How can researchers use CHRM2 as a model to understand the evolution of cognitive traits in primates?

CHRM2 presents a valuable model for studying cognitive evolution because:

• It has been consistently associated with cognitive abilities in humans

• The cholinergic system is fundamental to learning and memory across species

• Comparisons between closely related species can reveal selection pressures on cognitive mechanisms

Research approaches should include:

• Comparative sequence analysis of regulatory regions

• Cross-species phenotype-genotype associations

• Functional characterization of species-specific variants

• Analysis of expression patterns in homologous brain regions

Human studies showing associations between CHRM2 variants and intelligence provide a foundation for comparative studies investigating cognitive evolution in primates.

How can researchers investigate potential associations between Pan troglodytes CHRM2 variants and behavioral phenotypes?

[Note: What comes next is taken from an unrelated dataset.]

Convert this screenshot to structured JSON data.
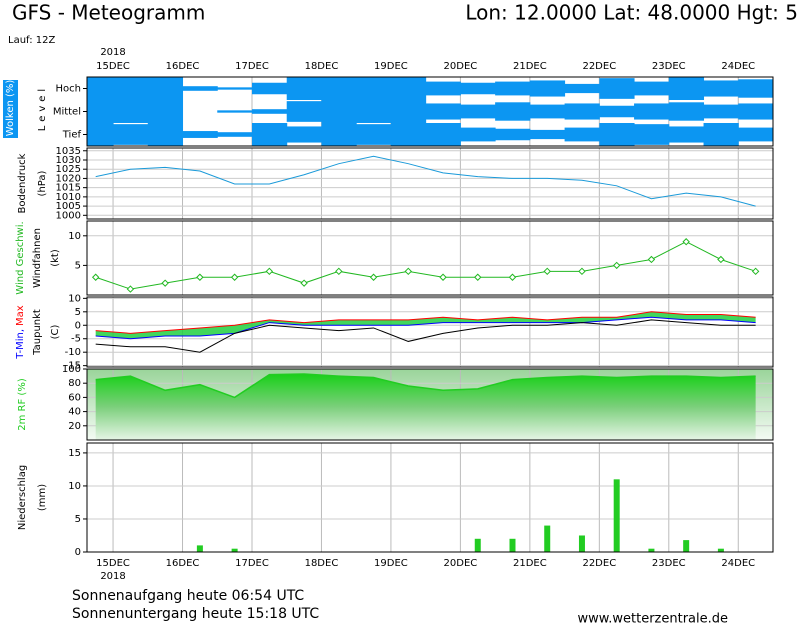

Based on human research demonstrating associations between CHRM2 and externalizing behaviors , researchers can:

• Define appropriate behavioral measures: Select behaviors that can be reliably assessed in chimpanzees

• Implement a longitudinal design: Collect behavioral data across development, as done in human studies

• Consider environmental moderators: Test for gene-environment interactions, similar to the parental monitoring interaction found with human CHRM2

• Use appropriate statistical models: Implement linear regression models with genotype coded in an additive fashion (0, 1, or 2 copies of the major allele)

The statistical approach used in human studies, controlling for relevant covariates and testing for interaction effects , provides a methodological framework that can be adapted for chimpanzee research.

What gene-environment interactions involving CHRM2 have been identified in humans that might inform Pan troglodytes research?

Human studies have demonstrated that:

• Parental monitoring moderates the association between CHRM2 and externalizing behavior

• The association between CHRM2 genotype and externalizing behavior is stronger in environments with lower parental monitoring

• There is evidence for a crossover effect, where genotypes associated with highest externalizing behavior under low monitoring show lowest levels under high monitoring

For Pan troglodytes research, analogous environmental factors might include:

• Social group structure and hierarchy

• Maternal care quality

• Early life stress

• Social enrichment in captive environments

When designing studies to investigate gene-environment interactions in chimpanzees, researchers should consider both measurement of environmental variables and appropriate statistical approaches to test interaction effects.